The main beneficiary of the internal Whig rivalry of the late 1710s, Robert Walpole, a former Junto Whig and junior minister, effectively became head of the government on the death of the 3rd earl of Sunderland in 1722. Under him, the office of prime minister, as a position of ‘first among equals’ within a now much smaller and ‘efficient’ cabinet, became a de facto part of the constitution (though not formally recognized as such for nearly two centuries). A ‘House of Commons man’ – he was so much at home that he ate Norfolk apples in the chamber – Walpole dominated through his unrivalled administrative competence and the distribution of political patronage.

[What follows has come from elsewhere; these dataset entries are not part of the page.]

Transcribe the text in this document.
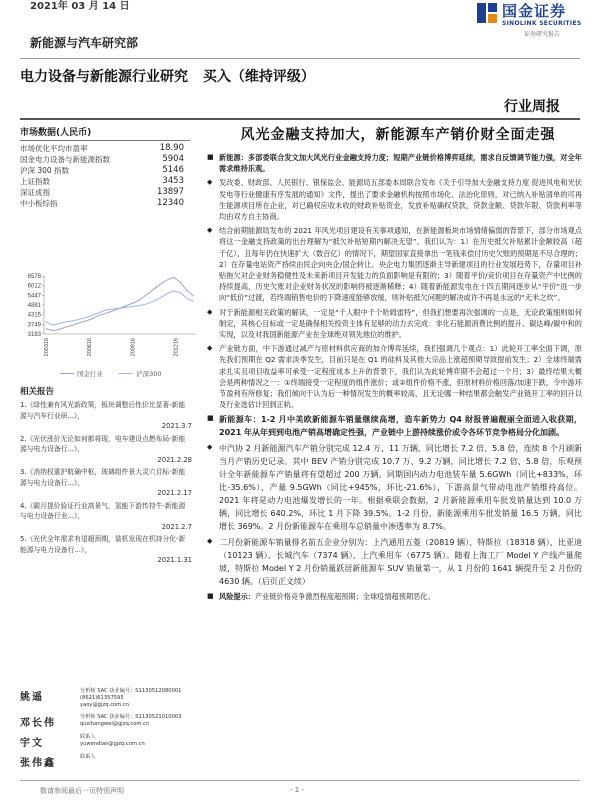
2021年 03 月 14 日
新能源与汽车研究部
国金证券
SINOLINK SECURITIES
证券研究报告
电力设备与新能源行业研究 买入（维持评级）
行业周报
市场数据(人民币)
市场优化平均市盈率	18.90
国金电力设备与新能源指数	5904
沪深 300 指数	5146
上证指数	3453
深证成指	13897
中小板综指	12340
3183
3749
4315
4881
5447
6012
6578
200316	200616	200916	201216
国金行业
	沪深300
相关报告
1.《绿性兼有风光新政策，板块调整后性价比显著-新能源与汽车行业研...》，
2021.3.7
2.《光伏涨价无论如何都将现，电车建设点燃布局-新能源与电力设备行...》，
2021.2.28
3.《消纳权重护航确中枢，玻璃组件景大灵穴目标-新能源与电力设备行...》，
2021.2.17
4.《碳月提价验证行业高景气，氢能下游传持牛-新能源与电力设备行业...》，
2021.2.7
5.《光伏全年需求有望超预期，装机发现在机持分化-新能源与电力设备行...》，
2021.1.31
姚遥
分析师 SAC 执业编号：S1130512080001
(8621)61357595
yaoy@gjzq.com.cn
邓长伟
分析师 SAC 执业编号：S1130521010003
qiuchangwei@gjzq.com.cn
宇文
联系人
yuwendian@gjzq.com.cn
张伟鑫
联系人
风光金融支持加大，新能源车产销价财全面走强
■ 新能源：多部委联合发文加大风光行业金融支持力度；短期产业链价格博弈延续，需求自反馈调节能力强，对全年需求维持乐观。
◆ 发改委、财政部、人民银行、银保监会、能源局五部委本周联合发布《关于引导加大金融支持力度 促进风电和光伏发电等行业健康有序发展的通知》文件，提出了要求金融机构按照市场化、法治化原则，对已纳入补贴清单的可再生能源项目所在企业，对已确权应收未收的财政补贴资金，发放补贴确权贷款，贷款金额、贷款年限、贷款利率等均由双方自主协商。
◆ 结合前期能源局发布的 2021 年风光项目建设有关事项通知，在新能源板块市场情绪偏弱的背景下，部分市场观点将这一金融支持政策的出台理解为“抵欠补贴短期内解决无望”。我们认为：1）在历史抵欠补贴累计金额较高（超千亿），且每年仍在快速扩大（数百亿）的情况下，期望国家直接拿出一笔钱来偿付历史欠账的预期是不尽合理的；2）在存量电站资产持续由民企向央企/国企转让、央企电力集团逐渐主导新建项目的行业发展趋势下，存量项目补贴拖欠对企业财务稳健性及未来新项目开发能力的负面影响是有限的；3）随着平价/竞价项目在存量资产中比例的持续提高，历史欠账对企业财务状况的影响将被逐渐稀释；4）随着新能源发电在十四五期间逐步从“平价”进一步向“低价”过渡，若终端销售电价的下降速度能够放缓，则补贴抵欠问题的解决或许不再是永远的“无米之炊”。
◆ 对于新能源相关政策的解读，一定是“千人眼中千个哈姆雷特”，但我们想要再次强调的一点是，无论政策细则如何制定，其核心目标或一定是确保相关投资主体有足够的动力去完成：非化石能源消费比例的提升、碳达峰/碳中和的实现，以及对我国新能源产业在全球绝对领先地位的维护。
◆ 产业链方面，中下游通过减产与原材料供应商的加介博弈延续，我们强调几个观点：1）此轮开工率全面下调，原先我们预期在 Q2 需求淡季发生，目前只是在 Q1 的硅料及其他大宗品上涨超预期导致提前发生；2）全球终端需求扎实且项目收益率可承受一定程度成本上升的背景下，我们认为此轮博弈期不会超过一个月；3）最终结果大概会是两种情况之一：①终端接受一定程度的组件涨价；或②组件价格不涨，但原材料价格回落/加速下跌，令中游环节盈利有所修复；我们倾向于认为后一种情况发生的概率较高，且无论哪一种结果都会触发产业链开工率的回升以及行业选估计回到正轨。
■ 新能源车：1-2 月中美欧新能源车销量继续高增，造车新势力 Q4 财报普遍靓丽全面进入收获期，2021 年从年到到电池产销高增确定性强，产业链中上游持续涨价或令各环节竞争格局分化加剧。
◆ 中汽协 2 月新能源汽车产销分别完成 12.4 万、11 万辆，同比增长 7.2 倍、5.8 倍，连续 8 个月刷新当月产销历史记录。其中 BEV 产销分别完成 10.7 万、9.2 万辆，同比增长 7.2 倍、5.8 倍，乐观预计全年新能源车产销量将有望超过 200 万辆。同期国内动力电池装车量 5.6GWh（同比+833%，环比-35.6%），产量 9.5GWh（同比+945%，环比-21.6%），下游高景气带动电池产销维持高位。2021 年将是动力电池爆发增长的一年。根据乘联会数据，2 月新能源乘用车批发销量达到 10.0 万辆，同比增长 640.2%，环比 1 月下降 39.5%。1-2 月份，新能源乘用车批发销量 16.5 万辆，同比增长 369%。2 月份新能源车在乘用车总销量中渗透率为 8.7%。
◆ 二月份新能源车销量排名前五企业分别为：上汽通用五菱（20819 辆）、特斯拉（18318 辆）、比亚迪（10123 辆）、长城汽车（7374 辆）、上汽乘用车（6775 辆）。随着上海工厂 Model Y 产线产量爬坡，特斯拉 Model Y 2 月份销量跃居新能源车 SUV 销量第一，从 1 月份的 1641 辆提升至 2 月份的 4630 辆。（后页正文续）
■ 风险提示：产业链价格竞争激烈程度超预期；全球疫情超预期恶化。
敬请参阅最后一页特别声明	- 1 -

The country opposition, which united Country Whigs (like William Pulteney) and Tories (for example, Sir William Wyndham, 3rd bt.), opposed his authoritarian style of government and urged such policies as the removal of placemen from the Commons. Having overcome previous threats to his majority, notably over the excise crisis in 1733 (in the Commons) and over the Quaker tithes bill in 1736 (in the Lords), he eventually fell from office in 1742, after losing support in the 1741 Parliament over the war with Spain. His 20 years in office remains the record for the longest serving premiership.

Walpole’s survival in office had been partly due to his ability to win over George II, after his succession in 1727, and to remain in favour with Queen Caroline. Likewise Henry Pelham, who was prime minister from 1744 to 1754, owed his position to royal approval; this he won, in conjunction with his brother, the duke of Newcastle, and Lord Chancellor Hardwicke, over their Whig rival Lord Carteret (2nd Earl Granville) in 1744 and again, after their resignations had forced the king’s hand, in 1746. One of the permanently flurried Newcastle’s major preoccupations was electioneering, particularly in Sussex, which Pelham represented, and Nottinghamshire.

Also like Walpole, under whom he had served his political apprenticeship, Pelham had the ability to inspire confidence in the Commons, where his plans for peace and reducing the national debt were well received. The death in 1751 of Frederick, prince of Wales, whose Leicester House residence was the centre of an opposition reversionary interest, was another factor in the government’s favour. Pelham, an honest and underrated premier, died just before the 1754 general election.